Different markets present different risks, but require the same amount of attention. Exchange-based trading markets — pushed by regulators in recent years — attempt to control risk, and naturally do so with their plethora of rules and participants. Where firms utilize over-the-counter (OTC) mechanisms for hedging — which retains its age-old importance for energy and commodity market participants — risks such as counterparty, liquidity, and default risks are still prominent, and require careful attention.

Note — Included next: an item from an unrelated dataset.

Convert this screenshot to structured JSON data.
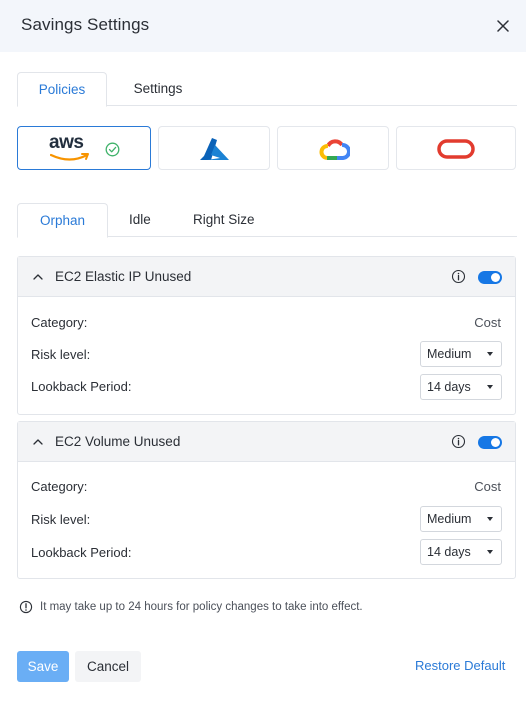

Counterparty credit risk is a concern for any market participant entering a hedging agreement, and risk managers within energy firms have been aware of the importance of monitoring it since the low oil prices struck. Although prices have recovered, many have remained wary of the need to assess and control counterparty credit risks that grow from market forces. It is difficult territory: many risk managers create counterparty credit risk estimates and assess them with potential future exposure (PFE) estimates, in order to take a view on how a counterparty may be exposed to market conditions. More market participants, however, are turning to energy trading and risk management solutions (ETRMs) to obtain more accurate determinations.

Where trades cross national boundaries, jurisdictions, and currencies, firms rely on risk management solutions to adequately assess and determine currency risk. Currency fluctuations can have a big impact on the value of a trade, and currency risk must be considered to the finest detail. Many ETRMs can evaluate and quantify currency exposures in order to allow managers and traders to better understand and control international exposures.

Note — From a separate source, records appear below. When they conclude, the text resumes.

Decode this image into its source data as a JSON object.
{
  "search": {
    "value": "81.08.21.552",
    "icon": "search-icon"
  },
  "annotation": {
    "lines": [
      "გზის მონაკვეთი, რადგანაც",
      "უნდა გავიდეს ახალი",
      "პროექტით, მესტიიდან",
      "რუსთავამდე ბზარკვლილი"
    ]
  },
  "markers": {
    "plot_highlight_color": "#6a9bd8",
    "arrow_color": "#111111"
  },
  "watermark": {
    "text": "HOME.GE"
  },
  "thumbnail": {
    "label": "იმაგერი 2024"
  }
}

Of great concern to financial traders and hedgers is the impact of basis risk. This is the risk where the value of a futures (or OTC) contract will not move in line with the underlying exposure. A frequent occurrence, this can be monitored by well-implemented risk management solutions.

For physical hedgers, spread risk can produce different and uncorrelated results. Again, an ETRM system can help mitigate the differentials, and help stabilize transactions.

Market risks can impact a trade by the fundamentals upon which firms rely for arbitrage and hedging opportunities. Margin and volume risks, direct subjects of supply and demand factors of the commodity itself, are made difficult to appraise by the convoluted nature of the energy market.

Impacting many of these risks are concerns regarding market liquidity. The success of a hedge lies in the firm's ability to get in or out of the agreement at the appropriate time, and having deep, active markets is crucial to that. Over the past two decades, energy hedgers have looked more to atypical hedging strategies, and so the need to be able to look into the market and move with knowledge and speed is crucial. That involves instantaneous individual and collective risk assessment, according to the firm's willingness to take risks, and tailored to state-of-the-art quantitative modeling. Therein lies the value in sophisticated risk management solutions.